Thursday, February 5, 2009
Morning rituals include cold showers, sludgey coffee, and a full application of minyak gosok. Minyak gosok means 'rubbing oil' in Indonesian. After seeing my initial addition to the toxic DEET, Ambra was horrified and steered me towards the local treatment--specifically the one with the black fly on the label. It smells of camphor and citronella, and seems to keep most of the mosquitos away without outright causing cancer. Those of you who know me well know that mosquitos love me over anyone else. I still get a few bites everyday, but I did with the DEET, too. There are local remedies everywhere in Ubud (called jamu, I think), and I'm sure there is a minyak gosok to keep away biting ants, but I haven't found that one yet. Of the multitude of ants, the tiny red ants seem to be the worst, and I get ten bites or so daily. Fortunately, the hydrocortisone I packed helps with these minor annoyances. I also have some sort of itchy rash all over the back of my hands that Andy seems to think will be with me until I return to Seattle. Alas, this is the tropics, and such is life.
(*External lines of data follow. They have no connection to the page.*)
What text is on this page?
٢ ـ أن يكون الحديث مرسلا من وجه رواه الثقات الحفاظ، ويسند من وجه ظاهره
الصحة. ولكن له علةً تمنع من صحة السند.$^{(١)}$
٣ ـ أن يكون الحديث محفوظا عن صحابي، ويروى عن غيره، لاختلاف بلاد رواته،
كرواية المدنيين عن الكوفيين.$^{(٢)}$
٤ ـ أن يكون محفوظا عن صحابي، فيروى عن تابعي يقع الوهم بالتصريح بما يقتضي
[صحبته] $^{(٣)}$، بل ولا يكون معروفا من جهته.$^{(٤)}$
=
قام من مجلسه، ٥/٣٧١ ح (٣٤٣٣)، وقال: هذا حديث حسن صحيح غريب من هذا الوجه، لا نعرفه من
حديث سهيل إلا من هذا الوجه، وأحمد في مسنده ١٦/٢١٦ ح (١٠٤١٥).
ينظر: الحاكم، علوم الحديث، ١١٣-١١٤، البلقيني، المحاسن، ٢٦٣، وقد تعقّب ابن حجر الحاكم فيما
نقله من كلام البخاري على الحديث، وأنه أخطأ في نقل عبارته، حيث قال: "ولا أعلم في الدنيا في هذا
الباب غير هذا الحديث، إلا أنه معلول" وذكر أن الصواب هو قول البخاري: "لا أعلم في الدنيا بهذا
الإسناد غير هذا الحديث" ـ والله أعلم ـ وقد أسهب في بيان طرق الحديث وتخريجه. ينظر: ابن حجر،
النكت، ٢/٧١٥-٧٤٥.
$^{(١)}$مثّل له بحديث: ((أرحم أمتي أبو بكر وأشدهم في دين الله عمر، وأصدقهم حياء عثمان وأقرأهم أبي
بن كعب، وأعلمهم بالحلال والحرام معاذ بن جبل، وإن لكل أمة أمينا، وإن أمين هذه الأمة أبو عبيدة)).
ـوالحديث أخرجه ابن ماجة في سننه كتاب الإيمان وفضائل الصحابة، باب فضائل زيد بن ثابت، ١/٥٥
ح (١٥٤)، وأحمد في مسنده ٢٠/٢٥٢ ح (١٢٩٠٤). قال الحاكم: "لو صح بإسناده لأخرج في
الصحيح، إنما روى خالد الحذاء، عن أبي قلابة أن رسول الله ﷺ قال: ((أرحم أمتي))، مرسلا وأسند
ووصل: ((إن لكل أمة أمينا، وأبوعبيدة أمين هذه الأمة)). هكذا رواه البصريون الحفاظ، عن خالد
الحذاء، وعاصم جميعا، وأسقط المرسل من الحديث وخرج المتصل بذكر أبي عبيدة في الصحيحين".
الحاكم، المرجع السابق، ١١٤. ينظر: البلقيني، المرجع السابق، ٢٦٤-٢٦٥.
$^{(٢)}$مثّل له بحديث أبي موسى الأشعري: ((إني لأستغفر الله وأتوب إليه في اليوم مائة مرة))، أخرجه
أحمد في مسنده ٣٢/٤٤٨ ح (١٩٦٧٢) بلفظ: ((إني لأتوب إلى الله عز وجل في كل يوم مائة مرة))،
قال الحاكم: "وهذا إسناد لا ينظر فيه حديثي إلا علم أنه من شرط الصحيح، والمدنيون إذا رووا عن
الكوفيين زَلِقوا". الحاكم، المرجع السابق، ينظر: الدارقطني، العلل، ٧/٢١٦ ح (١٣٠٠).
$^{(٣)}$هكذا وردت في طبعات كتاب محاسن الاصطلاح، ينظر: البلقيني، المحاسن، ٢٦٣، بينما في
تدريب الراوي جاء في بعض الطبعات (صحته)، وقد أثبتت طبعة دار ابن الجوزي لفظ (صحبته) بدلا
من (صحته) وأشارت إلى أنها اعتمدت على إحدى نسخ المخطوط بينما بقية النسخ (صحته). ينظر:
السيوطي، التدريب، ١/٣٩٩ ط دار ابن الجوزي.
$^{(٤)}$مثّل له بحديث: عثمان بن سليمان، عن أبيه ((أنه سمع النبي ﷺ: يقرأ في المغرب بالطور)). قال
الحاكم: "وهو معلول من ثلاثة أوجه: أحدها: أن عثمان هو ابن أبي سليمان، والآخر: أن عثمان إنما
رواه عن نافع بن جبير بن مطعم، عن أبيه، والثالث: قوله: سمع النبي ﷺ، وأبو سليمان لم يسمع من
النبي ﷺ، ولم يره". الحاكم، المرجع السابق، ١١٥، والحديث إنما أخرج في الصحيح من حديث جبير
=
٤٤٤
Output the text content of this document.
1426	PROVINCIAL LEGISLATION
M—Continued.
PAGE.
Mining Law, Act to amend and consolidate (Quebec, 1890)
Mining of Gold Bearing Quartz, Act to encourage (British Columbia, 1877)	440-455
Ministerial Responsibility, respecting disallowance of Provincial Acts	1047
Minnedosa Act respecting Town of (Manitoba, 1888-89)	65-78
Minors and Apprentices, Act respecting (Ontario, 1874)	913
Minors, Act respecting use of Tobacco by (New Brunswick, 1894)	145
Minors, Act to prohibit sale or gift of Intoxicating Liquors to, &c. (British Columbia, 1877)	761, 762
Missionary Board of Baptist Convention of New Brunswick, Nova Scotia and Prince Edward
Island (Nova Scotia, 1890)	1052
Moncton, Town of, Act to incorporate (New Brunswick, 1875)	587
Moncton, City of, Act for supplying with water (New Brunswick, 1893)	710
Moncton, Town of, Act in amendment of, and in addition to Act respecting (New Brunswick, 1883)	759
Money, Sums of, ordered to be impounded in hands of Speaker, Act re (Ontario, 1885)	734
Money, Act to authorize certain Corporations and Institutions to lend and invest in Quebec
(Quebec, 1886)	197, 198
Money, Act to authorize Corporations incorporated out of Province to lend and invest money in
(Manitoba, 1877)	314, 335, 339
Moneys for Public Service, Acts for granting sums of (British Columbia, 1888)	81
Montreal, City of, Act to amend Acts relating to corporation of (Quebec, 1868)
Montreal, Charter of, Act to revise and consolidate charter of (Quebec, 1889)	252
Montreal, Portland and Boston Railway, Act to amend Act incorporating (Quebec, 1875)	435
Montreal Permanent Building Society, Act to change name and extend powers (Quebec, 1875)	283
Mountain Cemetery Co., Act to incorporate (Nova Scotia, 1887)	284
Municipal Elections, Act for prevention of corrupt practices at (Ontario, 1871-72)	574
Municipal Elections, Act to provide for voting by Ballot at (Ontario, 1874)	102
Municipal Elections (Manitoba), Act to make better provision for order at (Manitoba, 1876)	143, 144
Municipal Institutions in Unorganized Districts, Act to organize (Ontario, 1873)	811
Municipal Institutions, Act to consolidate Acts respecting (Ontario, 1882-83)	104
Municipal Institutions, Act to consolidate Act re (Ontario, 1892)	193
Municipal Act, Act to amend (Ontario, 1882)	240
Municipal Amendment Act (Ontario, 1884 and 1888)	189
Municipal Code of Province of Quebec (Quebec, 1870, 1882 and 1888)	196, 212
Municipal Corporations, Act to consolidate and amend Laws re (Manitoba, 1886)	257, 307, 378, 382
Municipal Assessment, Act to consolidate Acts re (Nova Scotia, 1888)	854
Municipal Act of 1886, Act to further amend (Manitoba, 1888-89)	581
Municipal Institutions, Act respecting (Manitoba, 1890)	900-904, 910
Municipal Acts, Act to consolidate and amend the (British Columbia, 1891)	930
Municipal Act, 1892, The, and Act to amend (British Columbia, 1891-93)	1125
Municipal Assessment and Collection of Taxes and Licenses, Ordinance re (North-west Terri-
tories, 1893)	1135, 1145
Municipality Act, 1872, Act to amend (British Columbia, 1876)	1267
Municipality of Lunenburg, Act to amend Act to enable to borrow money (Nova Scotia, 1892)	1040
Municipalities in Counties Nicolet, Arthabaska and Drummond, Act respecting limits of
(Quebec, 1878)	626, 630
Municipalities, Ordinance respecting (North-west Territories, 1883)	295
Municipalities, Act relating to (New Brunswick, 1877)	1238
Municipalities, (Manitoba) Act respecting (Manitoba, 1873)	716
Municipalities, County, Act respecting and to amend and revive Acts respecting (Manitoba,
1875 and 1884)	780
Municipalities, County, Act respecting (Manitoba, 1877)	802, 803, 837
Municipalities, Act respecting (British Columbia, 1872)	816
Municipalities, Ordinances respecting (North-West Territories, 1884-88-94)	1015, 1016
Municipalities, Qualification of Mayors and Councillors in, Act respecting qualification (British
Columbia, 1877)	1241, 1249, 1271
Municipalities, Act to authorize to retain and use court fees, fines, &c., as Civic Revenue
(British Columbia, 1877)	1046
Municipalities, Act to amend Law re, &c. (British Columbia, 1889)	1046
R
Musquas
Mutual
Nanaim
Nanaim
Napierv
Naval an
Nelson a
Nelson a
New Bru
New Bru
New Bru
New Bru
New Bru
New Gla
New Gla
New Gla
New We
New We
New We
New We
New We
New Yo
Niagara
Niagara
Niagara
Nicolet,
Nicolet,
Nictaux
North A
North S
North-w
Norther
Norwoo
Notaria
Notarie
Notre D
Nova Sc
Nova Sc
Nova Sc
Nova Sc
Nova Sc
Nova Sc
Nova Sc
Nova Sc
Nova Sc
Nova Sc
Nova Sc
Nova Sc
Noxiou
Wednesday, February 4, 2009
Andy's blog really says it all. This place called Bali is a wealth of contradictions. Stores where you can buy authentic Gucci bags adjacent to tiny rice carts and rooster cages. It rained buckets and buckets last night, yet no water made it to our cottage shower pipes this morning. And ancient temples are next to fancy restaurants that serve chicken cordon bleu.
There are many myths about the island of Bali. One of the most ridiculous we heard at a warung in Ubud while enjoying dinner our first night here. A gentleman wired with a headset, cell phone, and a computer, sitting among what we assumed were friends, (though if they were friends, he made no consideration of them) was speaking with what we presumed was soon to be his ex-girlfriend, explaining to her that babies don't cry in Bali. He told her this several times, I'm guessing because her baby might have been crying on the other end of the line in Switzerland, or Sweden, or wherever his soon to be ex-girlfriend might live.